The Main Finger Lakes Trail (FLT) is 558 miles long and is part of a 958 mile system of interconnected long distance and spur trails that traverse both public and private lands. At it's western end, it connects to the North Country National Scenic Trail (NCT) at the Pennsylvania-New York State border in Allegany State Park and stretches east to the Catskill Forest Preserve where it connects with the Long Path. Bike riding is generally not permitted on the FLT. Except for a 22 mile stretch of the FLT that passes through Letchworth State Park, many state forest sections are closed to bikes and where the trail crosses private land, riders may be subject to criminal trespass arrest.

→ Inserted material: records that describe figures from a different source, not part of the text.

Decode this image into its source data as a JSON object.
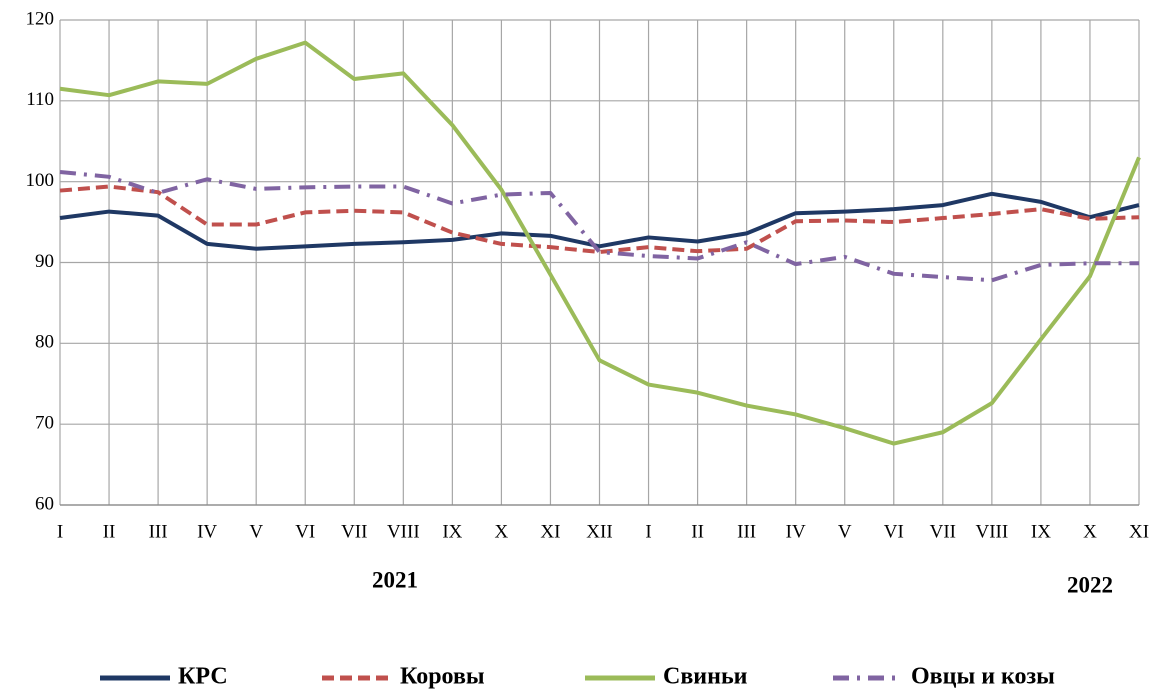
{
  "chart_data": {
    "type": "line",
    "categories": [
      "I",
      "II",
      "III",
      "IV",
      "V",
      "VI",
      "VII",
      "VIII",
      "IX",
      "X",
      "XI",
      "XII",
      "I",
      "II",
      "III",
      "IV",
      "V",
      "VI",
      "VII",
      "VIII",
      "IX",
      "X",
      "XI"
    ],
    "annotations": [
      "2021",
      "2022"
    ],
    "series": [
      {
        "name": "КРС",
        "color": "#1f3864",
        "line_style": "solid",
        "values": [
          95.5,
          96.3,
          95.8,
          92.3,
          91.7,
          92.0,
          92.3,
          92.5,
          92.8,
          93.6,
          93.3,
          92.0,
          93.1,
          92.6,
          93.6,
          96.1,
          96.3,
          96.6,
          97.1,
          98.5,
          97.5,
          95.6,
          97.1
        ]
      },
      {
        "name": "Коровы",
        "color": "#c0504d",
        "line_style": "dashed",
        "values": [
          98.9,
          99.4,
          98.7,
          94.7,
          94.7,
          96.2,
          96.4,
          96.2,
          93.7,
          92.3,
          91.9,
          91.3,
          91.9,
          91.4,
          91.7,
          95.1,
          95.2,
          95.0,
          95.5,
          96.0,
          96.6,
          95.4,
          95.6
        ]
      },
      {
        "name": "Свиньи",
        "color": "#9bbb59",
        "line_style": "solid",
        "values": [
          111.5,
          110.7,
          112.4,
          112.1,
          115.2,
          117.2,
          112.7,
          113.4,
          107.0,
          99.0,
          88.5,
          77.9,
          74.9,
          73.9,
          72.3,
          71.2,
          69.5,
          67.6,
          69.0,
          72.6,
          80.5,
          88.3,
          103.0
        ]
      },
      {
        "name": "Овцы и козы",
        "color": "#8064a2",
        "line_style": "dashdot",
        "values": [
          101.2,
          100.6,
          98.6,
          100.3,
          99.1,
          99.3,
          99.4,
          99.4,
          97.3,
          98.4,
          98.6,
          91.3,
          90.8,
          90.5,
          92.5,
          89.8,
          90.7,
          88.6,
          88.2,
          87.8,
          89.7,
          89.9,
          89.9
        ]
      }
    ],
    "ylim": [
      60,
      120
    ],
    "yticks": [
      60,
      70,
      80,
      90,
      100,
      110,
      120
    ],
    "grid": true,
    "legend": "bottom"
  }
}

A lot of behind the scenes dynamics go into keeping this magnificent 22 mile stretch of The Finger Lakes Trail open to mountain bikes. The RBC (Rochester Bicycling Club) and WYNMBA (Westchester Mountain Bike Association) have worked for years to get this section of trail open. It has not come without a price. The bike clubs have put in blood and sweat in trail maintenance hours and promoting responsible riding in order to keep this beautiful section of trail open to mountain bikes.

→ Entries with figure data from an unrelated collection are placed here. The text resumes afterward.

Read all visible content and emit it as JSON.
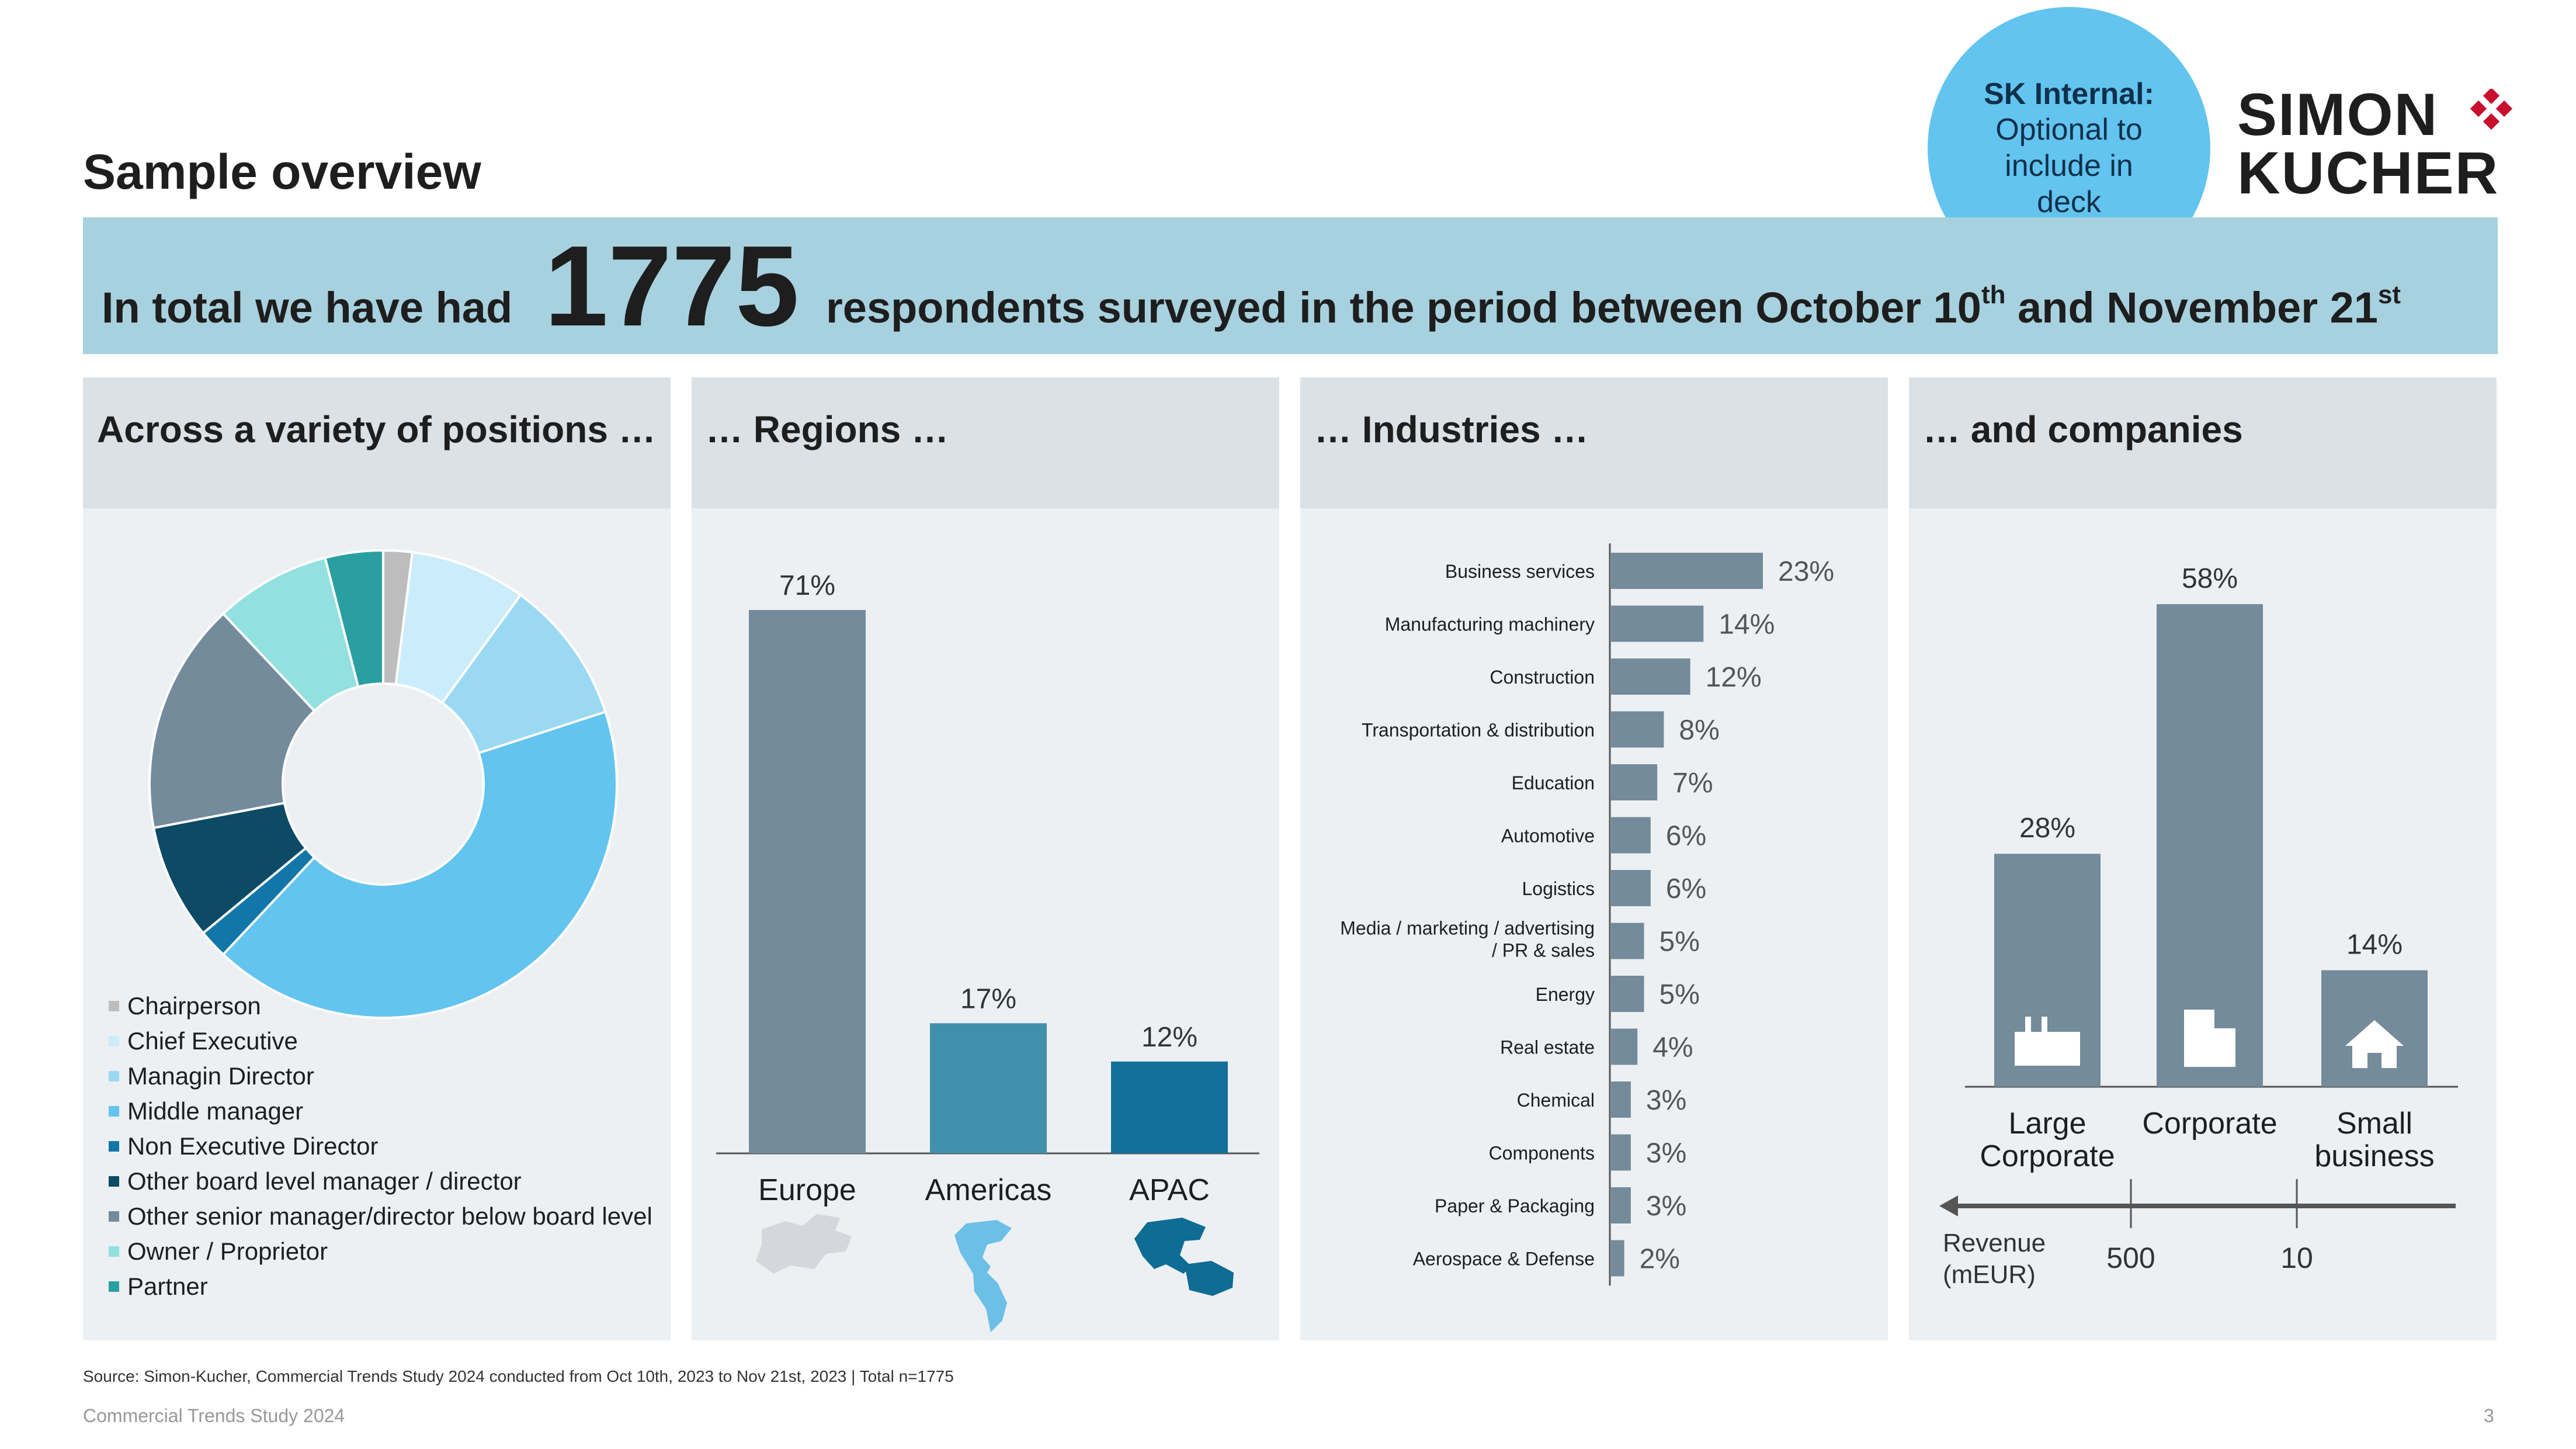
{
  "title": "Sample overview",
  "badge": {
    "bold": "SK Internal:",
    "text": "Optional to include in deck"
  },
  "logo": {
    "line1": "SIMON",
    "line2": "KUCHER"
  },
  "banner": {
    "lead": "In total we have had",
    "number": "1775",
    "rest_a": "respondents surveyed in the period between October 10",
    "sup_a": "th",
    "rest_b": " and November 21",
    "sup_b": "st"
  },
  "panels": {
    "positions": "Across a variety of positions …",
    "regions": "… Regions …",
    "industries": "… Industries …",
    "companies": "… and companies"
  },
  "colors": {
    "bar": "#738b9b",
    "americas": "#4090ab",
    "apac": "#12709a"
  },
  "chart_data": [
    {
      "type": "pie",
      "variant": "donut",
      "labels": [
        "Chairperson",
        "Chief Executive",
        "Managin Director",
        "Middle manager",
        "Non Executive Director",
        "Other board level manager / director",
        "Other senior manager/director below board level",
        "Owner / Proprietor",
        "Partner"
      ],
      "values": [
        2,
        8,
        10,
        42,
        2,
        8,
        16,
        8,
        4
      ],
      "colors": [
        "#bdbdbd",
        "#cbecfa",
        "#9bd9f3",
        "#62c4ef",
        "#1277a8",
        "#0c4a66",
        "#738b9b",
        "#92e0df",
        "#2a9fa1"
      ],
      "legend_position": "bottom-left"
    },
    {
      "type": "bar",
      "categories": [
        "Europe",
        "Americas",
        "APAC"
      ],
      "values": [
        71,
        17,
        12
      ],
      "data_labels": [
        "71%",
        "17%",
        "12%"
      ],
      "icons": [
        "europe-map-icon",
        "americas-map-icon",
        "apac-map-icon"
      ],
      "ylim": [
        0,
        75
      ]
    },
    {
      "type": "bar",
      "orientation": "horizontal",
      "categories": [
        "Business services",
        "Manufacturing machinery",
        "Construction",
        "Transportation & distribution",
        "Education",
        "Automotive",
        "Logistics",
        "Media / marketing / advertising / PR & sales",
        "Energy",
        "Real estate",
        "Chemical",
        "Components",
        "Paper & Packaging",
        "Aerospace & Defense"
      ],
      "values": [
        23,
        14,
        12,
        8,
        7,
        6,
        6,
        5,
        5,
        4,
        3,
        3,
        3,
        2
      ],
      "data_labels": [
        "23%",
        "14%",
        "12%",
        "8%",
        "7%",
        "6%",
        "6%",
        "5%",
        "5%",
        "4%",
        "3%",
        "3%",
        "3%",
        "2%"
      ],
      "xlim": [
        0,
        25
      ]
    },
    {
      "type": "bar",
      "categories": [
        "Large Corporate",
        "Corporate",
        "Small business"
      ],
      "values": [
        28,
        58,
        14
      ],
      "data_labels": [
        "28%",
        "58%",
        "14%"
      ],
      "icons": [
        "factory-icon",
        "office-building-icon",
        "house-icon"
      ],
      "axis_label": "Revenue (mEUR)",
      "thresholds": [
        "500",
        "10"
      ],
      "ylim": [
        0,
        60
      ]
    }
  ],
  "source": "Source: Simon-Kucher, Commercial Trends Study 2024 conducted from Oct 10th, 2023 to Nov 21st, 2023 | Total n=1775",
  "footer": "Commercial Trends Study 2024",
  "page_number": "3"
}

You need to register at the Park office if you want to bike the FLT. The Letchworth State Park FLT is extraordinarily scenic. It travels over varied terrain and is comprised of mostly singletrack with some technically challenging sections. Most people access the 22 mile stretch of FLT in Letchworth from the Hogs Back Trailhead near Mt. Morris. Obviously, because this section of trail gets the most use, it is wise to try other trailheads for a change. Besides, variety is the spice of life! You will find many alternate trailhead options along River Road which parallels the entire length of the park.
At the southern end of the Park the trail merges with an old dirt road before merging with the (Genesse Valley Greenway Trail) which follows the former route of the Genesee Valley Canal and its successor, the Pennsylvania Railroad, Rochester Division. The route which used to hug the walls of the gorge was eventually shut down due to constant landslides which still continue to this day. Use caution going through this area. It will be obvious.
The trail ends at the road just across the bridge from the Village of Portageville. Do not go any further! At this point, the FLTC spills out onto private property sections of the FLT south of the park. Please respect that.
Trails 8 and 8A (The Big Bend Loop)
These 2 trails are strategically located. Trail 8 provides access to River Road. Trail 8A branches off Trail 8 and connects to the Parade Ground from which you can meet up with Trail 10, the popular Big Bend Loop. It travels on relatively flat gravel forest roads along the Genesee River offering cyclists fantastic views of the gorge. The path loops like an eye in a needle along the curve of a "big bend" in the river and doubles back on itself to the Parade Ground.
An 18th-century settler who was kidnapped by Indians in a raid that killed her family, and chose to remain with her captors on land that later became part of the park. This "White Woman of the Genesee" is buried in the park near the Jemison cabin and the Letchworth Museum.
William Pryor Letchworth Museum Museum
The museum was built in 1912 and was planned by William Pryor Letchworth to expand his original Genesee Valley Museum which was built in 1898. The museum was added to the National Register of Historic Places in 2003. The museum has displays of pioneer and Native American artifacts collected by Mr. Letchworth, including items such as stone tools and pottery. The museum also features a restored Seneca Indian Council House.
Glen Iris Inn
Surrounded by the mist and roar of the Middle Falls, the Glen Iris Inn and Restaurant is the former country retreat of the park's founder, William Pryor Letchworth.